Administrative convenience would suffice, as would the legislature's
possible conclusion that sex offenders who had been convicted of a
single offense and who had been discharged more than ten years
before posed less danger to the public.  The legislature could
reasonably conclude that, given the expectable difficulty in
identifying and locating offenders who had not been under state
supervision for more than ten years, and given the lesser degree of
danger that such offenders posed, it was not worth the effort to
include them in the initial registration and reporting requirements. 

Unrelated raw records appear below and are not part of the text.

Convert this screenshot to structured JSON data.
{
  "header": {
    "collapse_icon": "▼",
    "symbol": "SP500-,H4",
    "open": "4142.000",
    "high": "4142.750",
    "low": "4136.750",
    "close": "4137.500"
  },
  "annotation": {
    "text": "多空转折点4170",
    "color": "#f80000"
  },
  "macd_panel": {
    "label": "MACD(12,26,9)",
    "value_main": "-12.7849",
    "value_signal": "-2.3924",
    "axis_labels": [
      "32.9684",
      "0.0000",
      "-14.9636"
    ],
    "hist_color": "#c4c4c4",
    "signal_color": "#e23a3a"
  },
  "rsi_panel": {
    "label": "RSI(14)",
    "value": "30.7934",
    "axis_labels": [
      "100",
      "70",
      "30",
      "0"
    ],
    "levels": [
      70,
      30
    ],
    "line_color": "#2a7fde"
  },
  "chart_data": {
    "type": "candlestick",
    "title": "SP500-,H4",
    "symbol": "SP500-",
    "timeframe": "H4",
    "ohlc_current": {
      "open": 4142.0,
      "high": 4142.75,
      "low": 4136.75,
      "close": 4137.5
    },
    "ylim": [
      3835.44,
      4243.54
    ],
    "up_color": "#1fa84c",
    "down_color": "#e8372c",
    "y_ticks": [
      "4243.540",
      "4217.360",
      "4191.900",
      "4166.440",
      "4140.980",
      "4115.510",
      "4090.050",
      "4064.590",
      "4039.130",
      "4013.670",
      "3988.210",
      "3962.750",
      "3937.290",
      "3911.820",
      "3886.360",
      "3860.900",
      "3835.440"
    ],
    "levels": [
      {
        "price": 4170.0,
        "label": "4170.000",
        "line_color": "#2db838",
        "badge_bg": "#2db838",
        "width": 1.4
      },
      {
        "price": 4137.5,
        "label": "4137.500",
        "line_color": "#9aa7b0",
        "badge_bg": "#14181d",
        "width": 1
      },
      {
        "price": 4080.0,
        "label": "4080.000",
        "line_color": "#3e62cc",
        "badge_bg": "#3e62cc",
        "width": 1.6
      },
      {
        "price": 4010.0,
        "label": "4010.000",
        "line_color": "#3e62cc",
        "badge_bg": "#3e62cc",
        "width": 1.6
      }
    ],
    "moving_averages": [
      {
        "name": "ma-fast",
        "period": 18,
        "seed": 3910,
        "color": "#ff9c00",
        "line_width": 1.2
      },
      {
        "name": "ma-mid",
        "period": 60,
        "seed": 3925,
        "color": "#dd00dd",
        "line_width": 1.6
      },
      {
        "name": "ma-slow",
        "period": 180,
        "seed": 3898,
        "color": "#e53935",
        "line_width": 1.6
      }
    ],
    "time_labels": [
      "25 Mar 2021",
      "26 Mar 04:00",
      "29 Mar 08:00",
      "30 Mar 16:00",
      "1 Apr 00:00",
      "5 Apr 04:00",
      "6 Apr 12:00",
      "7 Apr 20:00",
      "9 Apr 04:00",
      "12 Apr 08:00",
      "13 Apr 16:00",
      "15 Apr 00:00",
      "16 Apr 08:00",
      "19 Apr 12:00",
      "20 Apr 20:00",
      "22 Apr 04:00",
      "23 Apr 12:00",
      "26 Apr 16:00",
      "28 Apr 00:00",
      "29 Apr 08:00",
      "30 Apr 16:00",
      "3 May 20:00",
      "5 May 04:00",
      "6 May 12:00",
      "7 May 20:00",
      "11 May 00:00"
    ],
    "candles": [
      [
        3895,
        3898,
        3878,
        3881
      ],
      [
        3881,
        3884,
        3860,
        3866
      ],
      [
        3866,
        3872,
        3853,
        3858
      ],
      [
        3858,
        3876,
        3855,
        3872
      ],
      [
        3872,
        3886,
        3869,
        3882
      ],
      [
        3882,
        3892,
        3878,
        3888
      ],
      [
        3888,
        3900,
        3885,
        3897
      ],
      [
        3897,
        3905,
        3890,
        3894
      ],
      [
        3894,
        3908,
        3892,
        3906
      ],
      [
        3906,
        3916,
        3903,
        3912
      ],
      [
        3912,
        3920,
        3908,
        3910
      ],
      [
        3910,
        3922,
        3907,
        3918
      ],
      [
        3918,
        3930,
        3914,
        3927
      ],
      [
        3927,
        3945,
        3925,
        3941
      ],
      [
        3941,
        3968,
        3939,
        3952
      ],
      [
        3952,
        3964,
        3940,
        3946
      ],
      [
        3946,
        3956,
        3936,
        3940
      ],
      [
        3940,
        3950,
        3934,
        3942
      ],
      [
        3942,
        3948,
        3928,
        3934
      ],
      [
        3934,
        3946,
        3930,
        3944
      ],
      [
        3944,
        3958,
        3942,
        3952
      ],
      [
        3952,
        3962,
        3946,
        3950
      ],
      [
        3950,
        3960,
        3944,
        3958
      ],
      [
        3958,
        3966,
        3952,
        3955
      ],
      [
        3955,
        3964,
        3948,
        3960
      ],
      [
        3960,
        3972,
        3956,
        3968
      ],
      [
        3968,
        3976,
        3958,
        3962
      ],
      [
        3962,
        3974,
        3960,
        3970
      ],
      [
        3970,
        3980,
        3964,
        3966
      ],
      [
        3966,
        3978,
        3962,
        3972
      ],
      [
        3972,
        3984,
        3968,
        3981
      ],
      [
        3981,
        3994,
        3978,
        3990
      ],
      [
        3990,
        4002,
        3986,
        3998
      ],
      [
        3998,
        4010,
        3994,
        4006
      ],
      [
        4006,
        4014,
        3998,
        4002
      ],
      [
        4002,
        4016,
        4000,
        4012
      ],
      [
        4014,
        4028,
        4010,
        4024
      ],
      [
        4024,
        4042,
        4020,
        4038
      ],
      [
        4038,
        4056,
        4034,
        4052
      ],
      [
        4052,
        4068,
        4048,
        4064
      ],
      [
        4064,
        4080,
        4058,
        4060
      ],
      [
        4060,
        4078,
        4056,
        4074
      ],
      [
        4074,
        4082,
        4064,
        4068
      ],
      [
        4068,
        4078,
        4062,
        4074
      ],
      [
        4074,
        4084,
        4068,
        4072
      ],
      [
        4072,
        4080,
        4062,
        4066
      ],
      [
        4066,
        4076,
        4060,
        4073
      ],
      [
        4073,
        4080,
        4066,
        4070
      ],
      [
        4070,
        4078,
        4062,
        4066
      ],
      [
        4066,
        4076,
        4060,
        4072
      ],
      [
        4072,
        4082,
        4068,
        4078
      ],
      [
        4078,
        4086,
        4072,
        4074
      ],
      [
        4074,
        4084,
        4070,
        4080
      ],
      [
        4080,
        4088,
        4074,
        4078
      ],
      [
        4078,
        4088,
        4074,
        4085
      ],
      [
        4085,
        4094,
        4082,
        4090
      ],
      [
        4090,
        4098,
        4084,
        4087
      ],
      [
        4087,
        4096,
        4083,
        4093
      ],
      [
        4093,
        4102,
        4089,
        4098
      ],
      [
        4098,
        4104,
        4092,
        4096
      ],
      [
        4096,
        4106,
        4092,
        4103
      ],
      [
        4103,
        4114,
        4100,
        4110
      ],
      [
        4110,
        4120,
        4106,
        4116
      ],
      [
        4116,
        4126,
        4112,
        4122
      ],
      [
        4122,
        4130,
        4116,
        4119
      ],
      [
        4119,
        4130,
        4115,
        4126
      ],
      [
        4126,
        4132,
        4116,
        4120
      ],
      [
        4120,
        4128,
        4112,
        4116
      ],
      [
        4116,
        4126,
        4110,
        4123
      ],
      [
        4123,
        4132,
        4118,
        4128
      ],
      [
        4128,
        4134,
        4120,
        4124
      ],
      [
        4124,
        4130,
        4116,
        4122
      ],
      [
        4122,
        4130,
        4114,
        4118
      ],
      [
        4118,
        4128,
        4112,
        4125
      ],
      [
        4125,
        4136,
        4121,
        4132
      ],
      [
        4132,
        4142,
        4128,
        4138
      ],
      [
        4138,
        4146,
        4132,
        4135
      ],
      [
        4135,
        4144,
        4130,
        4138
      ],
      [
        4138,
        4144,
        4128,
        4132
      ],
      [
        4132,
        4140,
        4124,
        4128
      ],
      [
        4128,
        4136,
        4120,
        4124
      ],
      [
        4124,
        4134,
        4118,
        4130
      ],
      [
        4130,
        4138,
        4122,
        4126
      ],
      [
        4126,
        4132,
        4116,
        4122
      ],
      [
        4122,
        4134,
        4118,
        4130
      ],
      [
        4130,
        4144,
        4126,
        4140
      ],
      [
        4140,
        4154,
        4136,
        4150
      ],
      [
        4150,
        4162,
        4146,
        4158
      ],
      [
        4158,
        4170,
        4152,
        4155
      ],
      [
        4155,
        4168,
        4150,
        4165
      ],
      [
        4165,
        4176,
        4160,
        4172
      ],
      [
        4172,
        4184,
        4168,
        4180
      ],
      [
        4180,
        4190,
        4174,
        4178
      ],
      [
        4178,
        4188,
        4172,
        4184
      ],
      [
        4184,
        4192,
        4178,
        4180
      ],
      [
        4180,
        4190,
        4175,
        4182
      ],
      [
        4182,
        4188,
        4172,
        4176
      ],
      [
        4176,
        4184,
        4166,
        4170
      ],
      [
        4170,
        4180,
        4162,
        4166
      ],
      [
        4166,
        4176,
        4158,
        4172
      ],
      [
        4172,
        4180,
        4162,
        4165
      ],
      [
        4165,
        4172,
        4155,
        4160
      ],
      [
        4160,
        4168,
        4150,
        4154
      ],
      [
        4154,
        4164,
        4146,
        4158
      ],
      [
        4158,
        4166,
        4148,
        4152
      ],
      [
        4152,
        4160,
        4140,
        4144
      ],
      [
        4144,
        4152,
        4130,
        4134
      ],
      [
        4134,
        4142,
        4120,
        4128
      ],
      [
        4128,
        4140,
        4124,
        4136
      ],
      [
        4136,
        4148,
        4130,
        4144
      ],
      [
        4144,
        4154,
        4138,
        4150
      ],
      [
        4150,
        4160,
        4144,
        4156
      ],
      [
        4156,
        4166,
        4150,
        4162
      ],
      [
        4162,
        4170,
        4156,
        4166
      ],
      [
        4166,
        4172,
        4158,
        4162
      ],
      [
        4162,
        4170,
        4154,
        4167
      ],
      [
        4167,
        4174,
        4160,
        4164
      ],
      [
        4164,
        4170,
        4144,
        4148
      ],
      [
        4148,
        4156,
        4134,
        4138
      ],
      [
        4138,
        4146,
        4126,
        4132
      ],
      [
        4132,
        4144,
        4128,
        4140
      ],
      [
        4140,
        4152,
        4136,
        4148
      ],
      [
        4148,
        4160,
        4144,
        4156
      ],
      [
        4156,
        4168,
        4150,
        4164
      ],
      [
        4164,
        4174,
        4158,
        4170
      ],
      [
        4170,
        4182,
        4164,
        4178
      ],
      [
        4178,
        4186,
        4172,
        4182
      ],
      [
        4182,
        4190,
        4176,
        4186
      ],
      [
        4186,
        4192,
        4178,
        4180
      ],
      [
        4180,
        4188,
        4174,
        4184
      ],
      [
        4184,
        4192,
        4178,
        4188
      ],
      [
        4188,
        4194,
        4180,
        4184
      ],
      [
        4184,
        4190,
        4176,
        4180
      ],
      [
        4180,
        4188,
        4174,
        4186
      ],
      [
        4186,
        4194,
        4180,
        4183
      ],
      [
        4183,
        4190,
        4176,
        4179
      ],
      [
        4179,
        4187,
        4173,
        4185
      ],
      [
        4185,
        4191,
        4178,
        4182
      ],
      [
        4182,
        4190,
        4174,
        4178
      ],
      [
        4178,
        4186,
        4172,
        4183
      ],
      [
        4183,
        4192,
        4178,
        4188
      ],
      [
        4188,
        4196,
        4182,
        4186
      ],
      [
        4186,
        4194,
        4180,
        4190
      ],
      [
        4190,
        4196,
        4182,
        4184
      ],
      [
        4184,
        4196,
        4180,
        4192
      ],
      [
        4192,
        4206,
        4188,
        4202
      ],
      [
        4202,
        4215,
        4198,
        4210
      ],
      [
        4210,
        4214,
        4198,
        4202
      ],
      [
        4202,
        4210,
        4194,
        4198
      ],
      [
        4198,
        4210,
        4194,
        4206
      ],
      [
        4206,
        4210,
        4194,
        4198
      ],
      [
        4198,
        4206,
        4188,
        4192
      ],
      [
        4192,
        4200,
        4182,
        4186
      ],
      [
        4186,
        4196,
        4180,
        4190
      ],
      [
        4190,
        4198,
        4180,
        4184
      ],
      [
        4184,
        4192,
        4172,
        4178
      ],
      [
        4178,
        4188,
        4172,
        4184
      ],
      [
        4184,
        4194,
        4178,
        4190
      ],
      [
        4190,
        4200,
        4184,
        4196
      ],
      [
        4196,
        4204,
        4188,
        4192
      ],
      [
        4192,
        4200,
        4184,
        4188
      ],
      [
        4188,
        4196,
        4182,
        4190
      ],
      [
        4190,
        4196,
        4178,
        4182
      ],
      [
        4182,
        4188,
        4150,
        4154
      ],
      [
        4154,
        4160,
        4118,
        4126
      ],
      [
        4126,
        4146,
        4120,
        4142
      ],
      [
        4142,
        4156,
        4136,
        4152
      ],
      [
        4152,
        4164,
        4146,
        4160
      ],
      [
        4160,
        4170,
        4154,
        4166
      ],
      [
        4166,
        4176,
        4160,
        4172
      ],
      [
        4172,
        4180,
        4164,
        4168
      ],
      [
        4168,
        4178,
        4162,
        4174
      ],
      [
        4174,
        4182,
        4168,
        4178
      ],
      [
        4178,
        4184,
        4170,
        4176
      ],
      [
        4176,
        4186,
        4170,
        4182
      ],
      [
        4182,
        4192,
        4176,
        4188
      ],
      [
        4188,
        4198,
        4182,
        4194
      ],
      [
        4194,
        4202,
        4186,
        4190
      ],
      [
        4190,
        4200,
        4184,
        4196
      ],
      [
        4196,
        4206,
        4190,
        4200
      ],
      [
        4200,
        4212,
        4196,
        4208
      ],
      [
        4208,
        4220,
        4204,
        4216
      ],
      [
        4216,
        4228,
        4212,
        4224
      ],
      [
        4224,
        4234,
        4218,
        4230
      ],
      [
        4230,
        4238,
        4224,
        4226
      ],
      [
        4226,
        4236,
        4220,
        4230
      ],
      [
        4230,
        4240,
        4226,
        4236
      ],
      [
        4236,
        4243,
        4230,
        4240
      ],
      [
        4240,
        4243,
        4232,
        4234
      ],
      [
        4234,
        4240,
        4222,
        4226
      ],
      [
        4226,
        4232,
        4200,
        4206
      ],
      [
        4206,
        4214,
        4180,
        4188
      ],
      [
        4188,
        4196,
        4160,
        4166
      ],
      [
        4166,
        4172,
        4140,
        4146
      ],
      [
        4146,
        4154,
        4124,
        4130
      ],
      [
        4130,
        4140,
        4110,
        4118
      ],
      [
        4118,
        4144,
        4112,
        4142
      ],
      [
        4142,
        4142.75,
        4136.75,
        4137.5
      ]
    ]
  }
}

          For these reasons, we uphold the transitional provision
(SLA 1994, ch. 41, sec. 12) against Martin's equal protection
attack. 
          In sum:  The decision of the district court (dismissing
the charge of failure to register) is REVERSED.  The complaint is
reinstated, and this case is remanded to the district court for
further proceedings on that complaint. 



                            FOOTNOTES


Footnote 1:

     See SLA 1994, ch. 41. 


Footnote 2:

     See AS 12.63.010(d); AS 12.63.020(a). 


Footnote 3:

     AS 11.56.840(a).  


Footnote 4:

     986 P.2d 890 (Alaska App. 1999). 


Footnote 5:

     988 P.2d 109 (Alaska App. 1999).


Footnote 6:

     See City of Cleburne, Texas v. Cleburne Living Center, 473 U.S.
432, 441-42; 105 S.Ct. 3249, 3255; 87 L.Ed.2d 313 (1985); Alaska
Pacific Assurance Co. v. Brown, 687 P.2d 264, 269-270 (Alaska 1984). 


Footnote 7:

     985 P.2d 1007, 1017-18 (Alaska App. 1999).